Agriculture and influence groundwater pollution issues solutions. Precision Farming Techniques:
One way to improve farming practices is to use precision farming techniques, including variable-rate applications of fertilizers and pesticides. GPS-guided equipment and remote sensing technologies can be used to efficiently apply inputs, reducing the risk of excess use and leaching into groundwater.
Enhanced Animal Waste Management:
Implementing proper management strategies for animal waste, such as composting, anaerobic digestion, and nutrient management planning, can minimize nutrient runoff and leaching into groundwater when applied as organic fertilizer.

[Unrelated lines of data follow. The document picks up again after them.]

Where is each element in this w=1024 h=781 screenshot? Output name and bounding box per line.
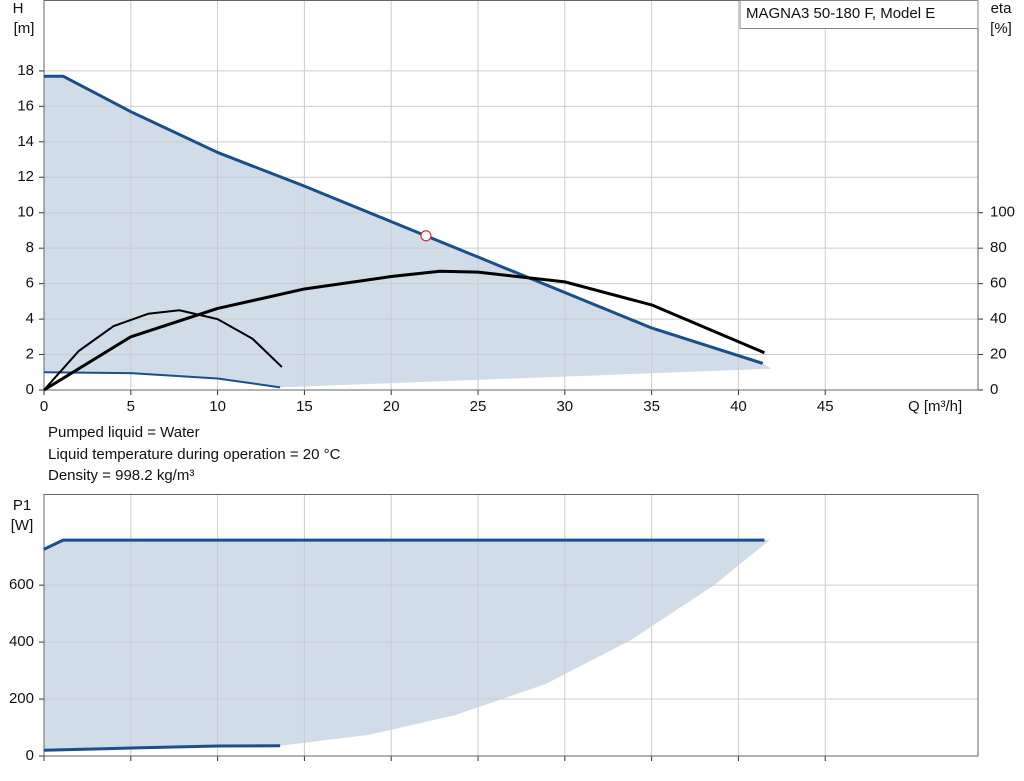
y-tick-label: 0 [26,381,34,398]
y-label: H [13,0,24,17]
curve [43,309,283,391]
y2-tick-label: 20 [990,346,1007,363]
x-tick-label: 30 [556,398,573,415]
x-label: Q [m³/h] [908,398,962,415]
curve [44,74,764,365]
y-label: P1 [13,497,31,514]
y2-label: eta [991,0,1013,17]
y2-tick-label: 0 [990,381,998,398]
y2-tick-label: 60 [990,275,1007,292]
y-unit: [m] [14,20,35,37]
curve [43,538,765,551]
x-tick-label: 10 [209,398,226,415]
y-unit: [W] [11,517,34,534]
x-tick-label: 40 [730,398,747,415]
y2-tick-label: 80 [990,239,1007,256]
operating-range [44,76,772,388]
y-tick-label: 2 [26,346,34,363]
y-tick-label: 16 [17,97,34,114]
x-tick-label: 15 [296,398,313,415]
y2-tick-label: 100 [990,204,1015,221]
plot-frame [43,494,979,757]
y-tick-label: 14 [17,133,34,150]
y-tick-label: 12 [17,168,34,185]
y2-tick-label: 40 [990,310,1007,327]
y-tick-label: 400 [9,633,34,650]
title-box [739,0,979,29]
duty-point [420,230,432,242]
x-tick-label: 20 [383,398,400,415]
y-tick-label: 600 [9,576,34,593]
y2-unit: [%] [990,20,1012,37]
curve [43,269,766,392]
y-tick-label: 8 [26,239,34,256]
x-tick-label: 25 [470,398,487,415]
chart-title: MAGNA3 50-180 F, Model E [746,5,935,22]
note: Pumped liquid = Water [48,424,200,441]
y-tick-label: 10 [17,204,34,221]
y-tick-label: 0 [26,747,34,764]
note: Liquid temperature during operation = 20… [48,446,341,463]
plot-frame [43,0,979,391]
note: Density = 998.2 kg/m³ [48,467,194,484]
curve [43,371,281,389]
y-tick-label: 18 [17,62,34,79]
x-tick-label: 35 [643,398,660,415]
x-tick-label: 5 [127,398,135,415]
x-tick-label: 45 [817,398,834,415]
y-tick-label: 200 [9,690,34,707]
y-tick-label: 4 [26,310,34,327]
y-tick-label: 6 [26,275,34,292]
operating-range [44,540,770,751]
curve [43,744,281,752]
x-tick-label: 0 [40,398,48,415]
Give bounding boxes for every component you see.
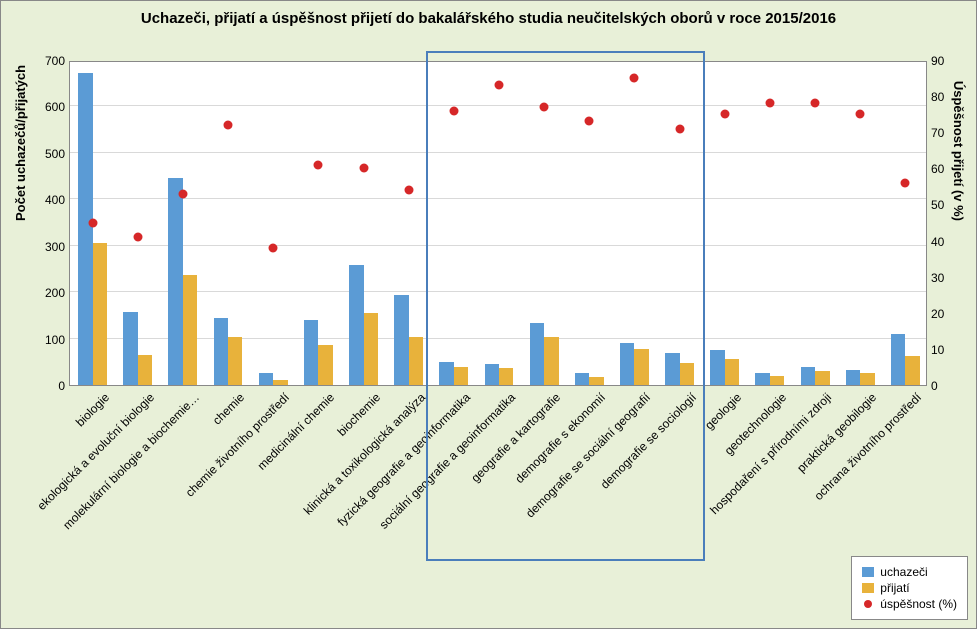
y-left-tick: 100 bbox=[45, 333, 69, 347]
dot-uspesnost bbox=[495, 81, 504, 90]
dot-uspesnost bbox=[133, 232, 142, 241]
chart-title: Uchazeči, přijatí a úspěšnost přijetí do… bbox=[1, 1, 976, 29]
bar-uchazeci bbox=[485, 364, 499, 385]
legend-marker-dot bbox=[864, 600, 872, 608]
bar-uchazeci bbox=[394, 295, 408, 385]
bar-prijati bbox=[183, 275, 197, 385]
grid-line bbox=[70, 198, 926, 199]
bar-uchazeci bbox=[665, 353, 679, 385]
y-right-tick: 50 bbox=[927, 198, 944, 212]
bar-prijati bbox=[770, 376, 784, 385]
legend-label: úspěšnost (%) bbox=[880, 597, 957, 611]
bar-uchazeci bbox=[710, 350, 724, 385]
bar-uchazeci bbox=[123, 312, 137, 385]
dot-uspesnost bbox=[449, 106, 458, 115]
dot-uspesnost bbox=[359, 164, 368, 173]
bar-prijati bbox=[318, 345, 332, 385]
bar-uchazeci bbox=[530, 323, 544, 385]
dot-uspesnost bbox=[901, 178, 910, 187]
bar-prijati bbox=[409, 337, 423, 385]
dot-uspesnost bbox=[404, 186, 413, 195]
y-left-tick: 200 bbox=[45, 286, 69, 300]
dot-uspesnost bbox=[675, 124, 684, 133]
grid-line bbox=[70, 245, 926, 246]
plot-area bbox=[69, 61, 927, 386]
legend-marker-square bbox=[862, 583, 874, 593]
dot-uspesnost bbox=[856, 110, 865, 119]
bar-prijati bbox=[228, 337, 242, 385]
y-right-tick: 30 bbox=[927, 271, 944, 285]
dot-uspesnost bbox=[540, 102, 549, 111]
y-left-axis-label: Počet uchazečů/přijatých bbox=[13, 65, 28, 221]
grid-line bbox=[70, 291, 926, 292]
bar-uchazeci bbox=[891, 334, 905, 385]
grid-line bbox=[70, 105, 926, 106]
bar-prijati bbox=[905, 356, 919, 385]
bar-prijati bbox=[273, 380, 287, 385]
bar-uchazeci bbox=[846, 370, 860, 385]
dot-uspesnost bbox=[765, 99, 774, 108]
bar-uchazeci bbox=[78, 73, 92, 385]
y-left-tick: 500 bbox=[45, 147, 69, 161]
y-right-tick: 60 bbox=[927, 162, 944, 176]
y-right-tick: 10 bbox=[927, 343, 944, 357]
plot-wrapper: 0100200300400500600700010203040506070809… bbox=[69, 61, 927, 386]
legend-item: úspěšnost (%) bbox=[862, 597, 957, 611]
bar-prijati bbox=[634, 349, 648, 385]
chart-container: Uchazeči, přijatí a úspěšnost přijetí do… bbox=[0, 0, 977, 629]
grid-line bbox=[70, 152, 926, 153]
y-right-tick: 20 bbox=[927, 307, 944, 321]
bar-prijati bbox=[725, 359, 739, 385]
y-left-tick: 700 bbox=[45, 54, 69, 68]
y-right-tick: 70 bbox=[927, 126, 944, 140]
bar-uchazeci bbox=[801, 367, 815, 385]
bar-prijati bbox=[93, 243, 107, 385]
dot-uspesnost bbox=[720, 110, 729, 119]
dot-uspesnost bbox=[314, 160, 323, 169]
bar-uchazeci bbox=[304, 320, 318, 385]
y-left-tick: 400 bbox=[45, 193, 69, 207]
legend-item: uchazeči bbox=[862, 565, 957, 579]
y-right-tick: 80 bbox=[927, 90, 944, 104]
dot-uspesnost bbox=[224, 121, 233, 130]
bar-prijati bbox=[499, 368, 513, 385]
legend-item: přijatí bbox=[862, 581, 957, 595]
y-left-tick: 600 bbox=[45, 100, 69, 114]
grid-line bbox=[70, 338, 926, 339]
y-right-tick: 90 bbox=[927, 54, 944, 68]
legend-label: přijatí bbox=[880, 581, 909, 595]
y-left-tick: 300 bbox=[45, 240, 69, 254]
bar-prijati bbox=[138, 355, 152, 385]
bar-prijati bbox=[589, 377, 603, 385]
bar-prijati bbox=[454, 367, 468, 385]
dot-uspesnost bbox=[88, 218, 97, 227]
bar-prijati bbox=[815, 371, 829, 385]
bar-prijati bbox=[680, 363, 694, 385]
y-right-axis-label: Úspěšnost přijetí (v %) bbox=[951, 81, 966, 221]
bar-uchazeci bbox=[620, 343, 634, 385]
bar-uchazeci bbox=[259, 373, 273, 385]
dot-uspesnost bbox=[178, 189, 187, 198]
dot-uspesnost bbox=[585, 117, 594, 126]
dot-uspesnost bbox=[269, 243, 278, 252]
bar-prijati bbox=[544, 337, 558, 385]
bar-uchazeci bbox=[168, 178, 182, 385]
bar-uchazeci bbox=[214, 318, 228, 385]
bar-uchazeci bbox=[755, 373, 769, 385]
y-left-tick: 0 bbox=[58, 379, 69, 393]
y-right-tick: 40 bbox=[927, 235, 944, 249]
legend-marker-square bbox=[862, 567, 874, 577]
bar-uchazeci bbox=[575, 373, 589, 385]
bar-prijati bbox=[364, 313, 378, 385]
legend: uchazeči přijatí úspěšnost (%) bbox=[851, 556, 968, 620]
legend-label: uchazeči bbox=[880, 565, 927, 579]
dot-uspesnost bbox=[811, 99, 820, 108]
bar-prijati bbox=[860, 373, 874, 385]
bar-uchazeci bbox=[439, 362, 453, 385]
dot-uspesnost bbox=[630, 74, 639, 83]
y-right-tick: 0 bbox=[927, 379, 938, 393]
bar-uchazeci bbox=[349, 265, 363, 385]
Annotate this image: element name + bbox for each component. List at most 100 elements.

Buffer Zones and Riparian Vegetation:
Establish vegetative buffers and riparian vegetation along water bodies and sensitive areas to trap sediments, nutrients, and contaminants, protecting water quality from agricultural runoff that enters groundwater.
Improved Nutrient Management:
Develop and implement nutrient management plans using soil testing and crop requirements to optimize fertilizer application rates, timing, and placement. This approach reduces nutrient runoff and leaching, decreasing the transport of nitrogen and phosphorus into groundwater.
Conservation Agriculture Practices:
Adopt conservation agriculture practices, such as cover cropping, reduced tillage, and contour farming, to preserve soil health, prevent erosion and enhance water infiltration. These practices aid in controlling sediment and reducing groundwater contamination while also maintaining soil fertility.